What is the Michigan Ross Global MBA program structure?

The Michigan Ross Global MBA is a 16-month accelerated program requiring 57 credit hours. It begins with one month each in Korea and Japan, followed by one month in Silicon Valley, then 13 months at the Ann Arbor campus. Students can extend to 20 or 22 months with the optional Post-MBA Research Project.

How does the Michigan Ross Global MBA differ from the Full-Time MBA?

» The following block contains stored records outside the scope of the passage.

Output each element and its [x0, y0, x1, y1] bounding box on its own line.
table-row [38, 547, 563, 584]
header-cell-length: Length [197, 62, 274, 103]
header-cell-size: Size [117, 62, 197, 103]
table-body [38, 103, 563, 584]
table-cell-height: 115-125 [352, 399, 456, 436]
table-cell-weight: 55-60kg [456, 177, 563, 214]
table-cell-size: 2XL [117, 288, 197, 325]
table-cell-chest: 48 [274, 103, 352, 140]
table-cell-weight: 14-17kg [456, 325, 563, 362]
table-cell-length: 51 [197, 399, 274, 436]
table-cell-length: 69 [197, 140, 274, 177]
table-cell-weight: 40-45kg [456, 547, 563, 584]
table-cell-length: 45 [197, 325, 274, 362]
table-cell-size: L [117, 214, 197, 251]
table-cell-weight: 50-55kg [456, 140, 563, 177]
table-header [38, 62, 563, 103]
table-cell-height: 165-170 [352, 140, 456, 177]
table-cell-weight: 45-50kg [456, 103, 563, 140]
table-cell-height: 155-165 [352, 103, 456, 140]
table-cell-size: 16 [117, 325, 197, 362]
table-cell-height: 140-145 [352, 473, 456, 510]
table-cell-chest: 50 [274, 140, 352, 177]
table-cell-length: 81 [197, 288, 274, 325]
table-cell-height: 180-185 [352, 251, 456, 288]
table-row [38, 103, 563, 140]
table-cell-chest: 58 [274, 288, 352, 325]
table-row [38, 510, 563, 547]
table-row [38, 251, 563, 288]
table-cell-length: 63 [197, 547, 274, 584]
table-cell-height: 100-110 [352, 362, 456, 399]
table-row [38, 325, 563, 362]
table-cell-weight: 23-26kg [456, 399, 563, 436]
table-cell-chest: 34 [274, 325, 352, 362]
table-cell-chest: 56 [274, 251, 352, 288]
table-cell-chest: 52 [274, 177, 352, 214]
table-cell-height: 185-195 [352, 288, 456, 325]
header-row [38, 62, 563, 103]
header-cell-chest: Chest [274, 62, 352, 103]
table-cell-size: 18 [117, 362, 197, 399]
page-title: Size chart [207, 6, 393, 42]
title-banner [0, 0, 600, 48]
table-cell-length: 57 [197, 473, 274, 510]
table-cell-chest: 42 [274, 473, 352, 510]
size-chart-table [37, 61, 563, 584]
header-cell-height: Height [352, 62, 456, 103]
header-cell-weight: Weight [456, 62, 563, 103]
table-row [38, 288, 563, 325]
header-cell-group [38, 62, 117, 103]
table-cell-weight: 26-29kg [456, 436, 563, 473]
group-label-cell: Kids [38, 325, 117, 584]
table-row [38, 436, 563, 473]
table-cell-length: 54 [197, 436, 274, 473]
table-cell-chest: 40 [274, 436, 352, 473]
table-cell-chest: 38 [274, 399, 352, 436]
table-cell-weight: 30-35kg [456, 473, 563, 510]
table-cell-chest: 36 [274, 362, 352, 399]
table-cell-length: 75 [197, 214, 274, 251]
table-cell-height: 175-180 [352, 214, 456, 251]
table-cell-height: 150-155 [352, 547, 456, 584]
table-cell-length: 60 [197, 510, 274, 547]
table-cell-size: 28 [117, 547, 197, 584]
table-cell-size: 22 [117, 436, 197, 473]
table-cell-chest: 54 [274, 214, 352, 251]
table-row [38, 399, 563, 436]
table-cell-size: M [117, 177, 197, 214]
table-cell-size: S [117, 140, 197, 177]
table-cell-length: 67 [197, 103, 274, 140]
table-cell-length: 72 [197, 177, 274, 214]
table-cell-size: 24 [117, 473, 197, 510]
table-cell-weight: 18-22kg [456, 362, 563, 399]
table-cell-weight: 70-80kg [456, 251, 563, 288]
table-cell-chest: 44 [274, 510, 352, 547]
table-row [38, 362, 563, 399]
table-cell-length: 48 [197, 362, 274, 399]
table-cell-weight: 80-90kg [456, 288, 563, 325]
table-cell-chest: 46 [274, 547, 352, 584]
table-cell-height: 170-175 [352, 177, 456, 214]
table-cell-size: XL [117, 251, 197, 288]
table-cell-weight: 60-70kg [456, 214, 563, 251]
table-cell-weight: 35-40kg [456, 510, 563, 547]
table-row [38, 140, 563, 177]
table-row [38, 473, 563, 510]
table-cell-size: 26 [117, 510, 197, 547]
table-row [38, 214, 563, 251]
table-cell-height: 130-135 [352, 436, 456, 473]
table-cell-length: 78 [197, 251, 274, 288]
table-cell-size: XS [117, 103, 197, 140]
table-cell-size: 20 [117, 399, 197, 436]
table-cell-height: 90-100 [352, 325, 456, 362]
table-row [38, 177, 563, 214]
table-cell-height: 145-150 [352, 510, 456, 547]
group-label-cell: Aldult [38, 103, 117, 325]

The Global MBA has the same curriculum and degree as the Full-Time MBA but is completed in 16 months without a summer break. It is designed for sponsored managers who return to their companies after graduation. The program includes international residencies in Asia and Silicon Valley before the Ann Arbor session.

What are the MAP projects at Michigan Ross?

Multidisciplinary Action Projects (MAP) are signature 7-week consulting engagements where teams of 4-6 students address real business challenges. With over 2,010 projects completed across 1,300+ organizations in 97 countries, MAP is a cornerstone of the Ross action-based learning approach. Sponsors include companies like Ford, Samsung, General Motors, and JPMorgan Chase.

What is the class profile for the Michigan Ross Global MBA?

The class typically has 32 students with an average age of 30 and 7 years of managerial experience. 22% are women, 22% hold prior graduate degrees. Students come from diverse sponsorship types: 47% private companies, 41% public companies, and 6% government institutions. The average GMAT is 626 with a holistic review process.

What admission requirements does Michigan Ross Global MBA have?

Applicants must submit a sponsorship agreement, GMAT or GRE scores, TOEFL or IELTS for non-native English speakers, transcripts, resume, essays, and one recommendation. The admissions process includes a managerial assessment interview and an admission interview. Three rounds are available: early, regular, and extended admission.

What is the Michigan Ross alumni network like?

Michigan Ross has over 50,000 alumni in 100+ countries, part of the broader University of Michigan network of 575,000+ alumni. Ross offers the unique AlumniAdvantage program with tuition-free executive education, access to Ross courses, career counseling, and 50+ alumni clubs worldwide. Alumni also participate in RossTalks events and livestream programming.